Question

There is a small isle in the middle of a 200m wide stream and a tall palm tree stands on the isle. A and B are points directly opposite to each other on two banks and in line with the palm tree. The angles of elevation to the top of the palm tree from A and B are respectively 30${}^0$ and 45${}^0$.
What is the height of the palm tree?

• A. 93.2 m
• B. 113.2 m
• C. 73.2 m
• D. 53.2 m
• E. None of these

Answer 1

The correct option is C

73.2 m

Let OM be the palm tree of height 'h' metres.

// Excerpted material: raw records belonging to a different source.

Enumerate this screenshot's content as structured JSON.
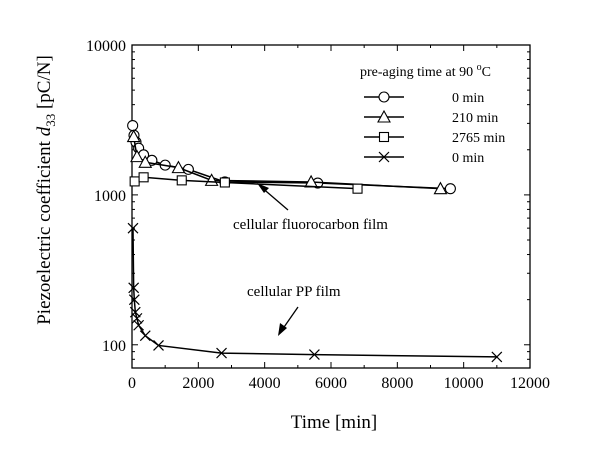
{
  "chart_data": {
    "type": "scatter",
    "title": "",
    "xlabel": "Time [min]",
    "ylabel": {
      "prefix": "Piezoelectric coefficient ",
      "symbol": "d",
      "subscript": "33",
      "unit": " [pC/N]"
    },
    "xlim": [
      0,
      12000
    ],
    "ylim": [
      70,
      10000
    ],
    "yscale": "log",
    "x_ticks": [
      0,
      2000,
      4000,
      6000,
      8000,
      10000,
      12000
    ],
    "x_tick_labels": [
      "0",
      "2000",
      "4000",
      "6000",
      "8000",
      "10000",
      "12000"
    ],
    "y_ticks": [
      100,
      1000,
      10000
    ],
    "y_tick_labels": [
      "100",
      "1000",
      "10000"
    ],
    "legend": {
      "title_main": "pre-aging time at 90 ",
      "title_sup": "o",
      "title_end": "C",
      "placement": "top-right"
    },
    "series": [
      {
        "name": "0 min",
        "marker": "circle",
        "x": [
          20,
          60,
          120,
          200,
          350,
          600,
          1000,
          1700,
          2800,
          5600,
          9600
        ],
        "y": [
          2900,
          2500,
          2250,
          2050,
          1850,
          1700,
          1580,
          1480,
          1220,
          1200,
          1100
        ]
      },
      {
        "name": "210 min",
        "marker": "triangle",
        "x": [
          50,
          150,
          400,
          1400,
          2400,
          5400,
          9300
        ],
        "y": [
          2450,
          1800,
          1650,
          1520,
          1250,
          1220,
          1100
        ]
      },
      {
        "name": "2765 min",
        "marker": "square",
        "x": [
          80,
          350,
          1500,
          2800,
          6800
        ],
        "y": [
          1230,
          1310,
          1250,
          1210,
          1100
        ]
      },
      {
        "name": "0 min",
        "marker": "x",
        "x": [
          30,
          50,
          70,
          100,
          150,
          200,
          400,
          800,
          2700,
          5500,
          11000
        ],
        "y": [
          600,
          240,
          200,
          165,
          150,
          135,
          115,
          99,
          88,
          86,
          83
        ]
      }
    ],
    "annotations": [
      {
        "text": "cellular fluorocarbon film"
      },
      {
        "text": "cellular PP film"
      }
    ]
  }
}
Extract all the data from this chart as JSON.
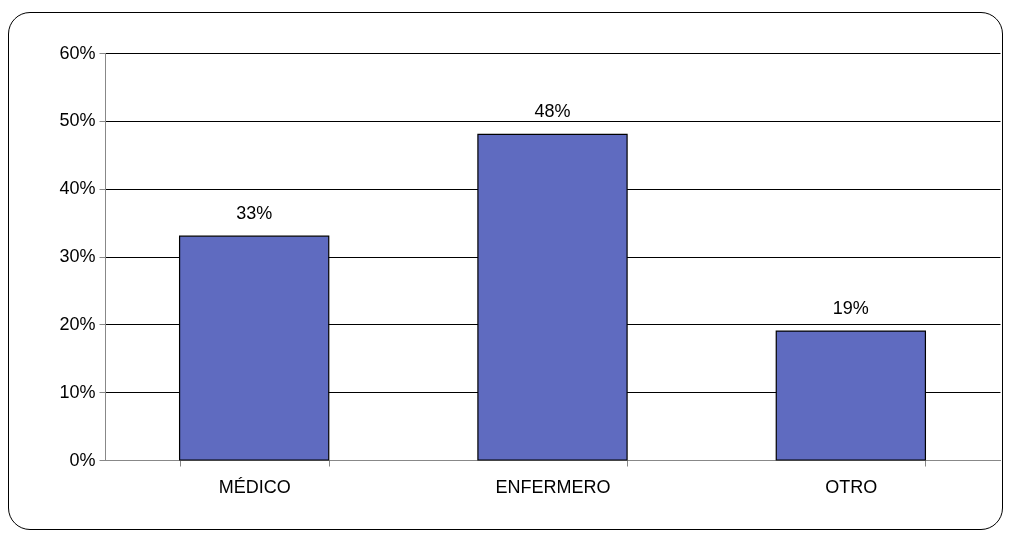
{
  "chart_data": {
    "type": "bar",
    "categories": [
      "MÉDICO",
      "ENFERMERO",
      "OTRO"
    ],
    "values": [
      33,
      48,
      19
    ],
    "value_labels": [
      "33%",
      "48%",
      "19%"
    ],
    "color": "#5f6bc0",
    "ylim": [
      0,
      60
    ],
    "yticks": [
      {
        "value": 0,
        "label": "0%"
      },
      {
        "value": 10,
        "label": "10%"
      },
      {
        "value": 20,
        "label": "20%"
      },
      {
        "value": 30,
        "label": "30%"
      },
      {
        "value": 40,
        "label": "40%"
      },
      {
        "value": 50,
        "label": "50%"
      },
      {
        "value": 60,
        "label": "60%"
      }
    ],
    "grid": "y"
  }
}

In triangle AOM and BOM, we have -

$tan{30}^0$ = $\frac{OM}{OA}$ and $tan{45}^0$ = $\frac{OM}{OB}$

$\Rightarrow \frac{1}{\sqrt{3}}=\frac{h}{OA}$ and 1 = $\frac{h}{OB}$

$\Rightarrow OA+OB=\sqrt{3}h+h$

$\Rightarrow AB=\left(\sqrt{3}+1\right)$h

$\Rightarrow 200=\left(\sqrt{3}+1\right)h$

$\Rightarrow h=\frac{200}{\sqrt{3}+1}m$

$\Rightarrow h=\frac{200\left(\sqrt{3}-1\right)}{2}m$

$\Rightarrow h=100(1.732-1)m=73.2m$

Hence, the height of the palm tree is 73.2 m.